Pressemitteilung: 20-05


Kein Nachlassen im Kampf gegen geschlechtsspezifische Gewalt: Istanbul-Konvention in Deutschland vollständig umsetzen

Pressemitteilung vom

#istanbuldurchsetzen

Zum Jahrestag des innerstaatlichen Inkrafttretens am 1. Februar 2020 mahnt der Deutsche Juristinnenbund e.V. (djb) die vollständige Umsetzung des Übereinkommens des Europarats zur Verhütung und Bekämpfung von Gewalt gegen Frauen und häuslicher Gewalt (Istanbul-Konvention) an. In sieben ab heute erscheinenden Themenpapieren erläutert der djb exem­plarisch Umsetzungsdefizite und Handlungsbedarfe in folgenden Bereichen: Monitoring und Forschung, Berücksichtigung von Partnergewalt in Sorge- und Umgangsverfahren, medizinisch unnötige Operationen an intersexuellen Kleinkindern, Opferentschädigung bei psychischer Gewalt, Fragen der Haftung bei staatlicher Untätigkeit, Zugang zum Recht für Betroffene und die Rücknahme von Vorbehalten zu Lasten von geflüchteten Frauen.

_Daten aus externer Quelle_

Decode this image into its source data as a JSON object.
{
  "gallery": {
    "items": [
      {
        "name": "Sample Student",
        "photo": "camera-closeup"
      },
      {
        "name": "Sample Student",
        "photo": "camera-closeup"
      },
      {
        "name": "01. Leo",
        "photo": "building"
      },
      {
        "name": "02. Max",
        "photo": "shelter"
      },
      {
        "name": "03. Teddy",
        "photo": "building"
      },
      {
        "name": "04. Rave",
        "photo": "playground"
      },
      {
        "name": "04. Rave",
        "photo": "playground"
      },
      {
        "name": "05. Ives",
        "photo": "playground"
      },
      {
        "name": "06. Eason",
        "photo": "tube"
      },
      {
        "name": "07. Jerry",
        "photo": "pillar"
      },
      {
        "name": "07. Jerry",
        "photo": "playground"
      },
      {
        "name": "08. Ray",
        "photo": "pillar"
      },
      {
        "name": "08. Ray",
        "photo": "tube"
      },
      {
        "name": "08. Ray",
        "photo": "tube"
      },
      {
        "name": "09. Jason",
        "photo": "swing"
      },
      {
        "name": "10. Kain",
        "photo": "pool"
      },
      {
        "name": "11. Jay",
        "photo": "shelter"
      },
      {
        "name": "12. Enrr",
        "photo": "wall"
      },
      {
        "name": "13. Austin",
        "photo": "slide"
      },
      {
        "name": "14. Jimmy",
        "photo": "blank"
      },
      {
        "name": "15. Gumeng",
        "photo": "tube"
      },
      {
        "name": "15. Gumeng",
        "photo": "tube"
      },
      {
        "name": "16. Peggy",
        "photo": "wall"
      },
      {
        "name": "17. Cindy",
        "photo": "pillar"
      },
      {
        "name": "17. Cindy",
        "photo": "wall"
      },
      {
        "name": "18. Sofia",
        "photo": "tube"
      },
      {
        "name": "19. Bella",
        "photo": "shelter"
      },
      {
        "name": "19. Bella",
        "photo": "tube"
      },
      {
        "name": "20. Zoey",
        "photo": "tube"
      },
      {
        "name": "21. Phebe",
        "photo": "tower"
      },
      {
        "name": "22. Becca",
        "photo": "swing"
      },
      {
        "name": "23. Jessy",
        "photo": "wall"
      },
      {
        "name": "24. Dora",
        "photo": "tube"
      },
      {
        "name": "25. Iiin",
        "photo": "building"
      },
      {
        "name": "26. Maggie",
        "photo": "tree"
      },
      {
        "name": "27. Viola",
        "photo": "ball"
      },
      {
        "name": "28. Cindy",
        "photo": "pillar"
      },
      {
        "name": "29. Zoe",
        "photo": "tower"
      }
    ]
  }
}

„Freiheit von Gewalt ist die Voraussetzung für die Ausübung aller Menschen- und Bürger*innenrechte“, so Prof. Dr. Maria Wersig, Präsidentin des djb. „Trotz etlicher erfreulicher Ansätze müssen Bund und Länder weiterhin entschlossen handeln, um die Vorgaben der Istanbul-Konvention zeitnah umzusetzen!“

Die Istanbul-Konvention gilt in Deutschland seit dem 1. Februar 2018. Sie verpflichtet Bund, Länder und Kommunen, umfassende Maßnahmen zur Verhütung von Gewalt gegen Frauen und häuslicher Gewalt jedweder Art, zu Unterstützung und Schutz der Betroffenen sowie zur Bestrafung der Täter zu ergreifen. Mit der Ratifikation hat die Bundesrepublik ausdrücklich anerkannt, dass Gewalt gegen Frauen Ausdruck historisch gewachsener ungleicher Machtverhältnisse zwischen Frauen und Männern ist, durch die Frauen beherrscht und diskriminiert und an einem selbstbestimmten und gleichberechtigten Leben gehindert werden. Trotz der bereits existierenden Regelungen und Maßnahmen gegen geschlechtsspezifische Gewalt (Sexualstrafrechtsreform, Gewaltschutzgesetz) besteht in Deutschland noch erheblicher Handlungsbedarf. 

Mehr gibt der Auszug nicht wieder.